Below are highlights, edited for clarity, from the episode.

Refinery29 stumbled into its female focus
Refinery29 did not begin its existence 11 years ago as a female-focused media company. In fact, it was as focused on commerce originally. But as the company narrowed its focus on media, its sensibility on inspiration and creativity hardened around an ethos women gravitated toward, von Borries said. Now, it’s expanding into new areas like sports.

“We’ve evolved from women’s lifestyle into squarely owning the conversation for women, in a bunch of different topics,” he said. “For us, the conversation has always revolved around providing great, inspiring, incredible content in lifestyle categories but also over the last two or three years into categories we feel women should be at the center of but they’re not today.”

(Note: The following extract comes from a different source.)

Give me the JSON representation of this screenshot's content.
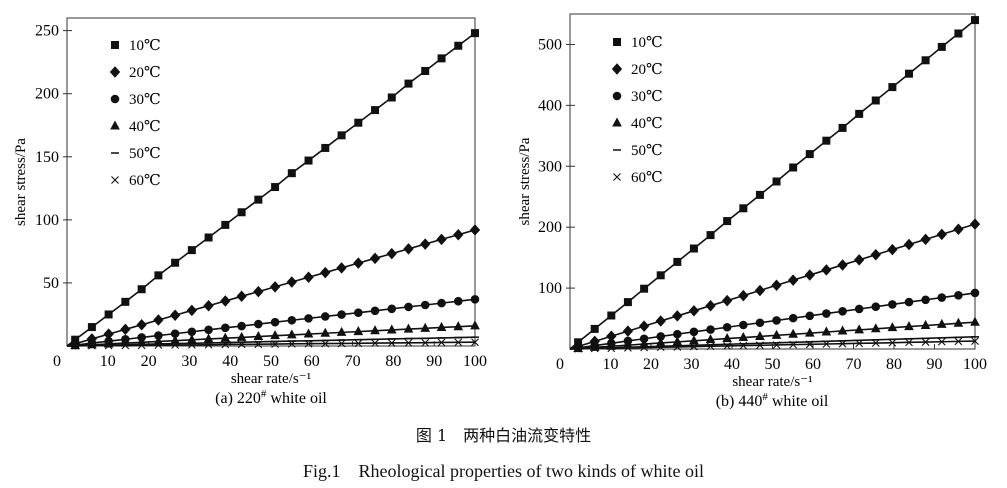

In a world of feeds, Disney is a media model
Refinery29 is not thinking small. Von Borries said the brand will be in TV soon — and jokes a theme park could exist. The model: Disney, which has a clearly defined brand that’s brought to life in many types of media and real-life experiences. The key to that is having a well-defined mission and sensibility that people will immediately recognize.

“You’re living in a world of commoditization,” von Borries said. “For every one media brand, there’s someone else who tries to accomplish the same thing. Being able to stand out and build a brand that translates visually wherever it lives, whether it’s on a billboard, in a Facebook video or an event, is absolutely critical.”

“Engaged scale” is what matters

When focused on a demographic as broad as young female, scale is needed. For all the knocks against the race for large audiences, big numbers are the price of entry for a media company in the female lifestyle category. Refinery29 believes in scale, but “engaged scale,” von Borries said, citing visitors spending up to 10 minutes on the site.

“We have to reach more millennial women in our category than anyone else,” he said. “But if it’s just drive-by traffic and those people aren’t recognizing the brand they’re interacting with, it’s not as meaningful.”

Traditional media “desperately” needs younger audiences
Most of the biggest digital media companies — Vice, Vox, BuzzFeed and Refinery29 — have linked up with a traditional media powerhouse. In Refinery29’s case, Turner recently led a $45 million funding round. Von Borries sees the line between old and new media evaporating, but traditional media companies recognize they have a demographics problem.

“They’re misaligned with how a new generation of consumers consume content, and they’re misaligned with how brands want to reach consumers,” he said. “That’s leading up to this point where people are saying, ‘Holy shit, we’ve been talking about it for seven years and reality is here.’ We need to make moves.”

TV is a new channel coming for Refinery29
Refinery29 will have TV programming in less than a year, von Borries said. The company has hired TV talent and will unveil initiatives around long-form video programming. It is a natural evolution for digital media brands.

“Video is not just one thing anymore,” he said. “It’s on Facebook, where you’re dealing with 30-second attention spans and sound off. It’s very different from holding someone’s attention for 30 minutes with rich, narrative-based programming. But if you want to be one of those brands that truly connects with an audience across all devices, you have to be able to cover all of those boxes.”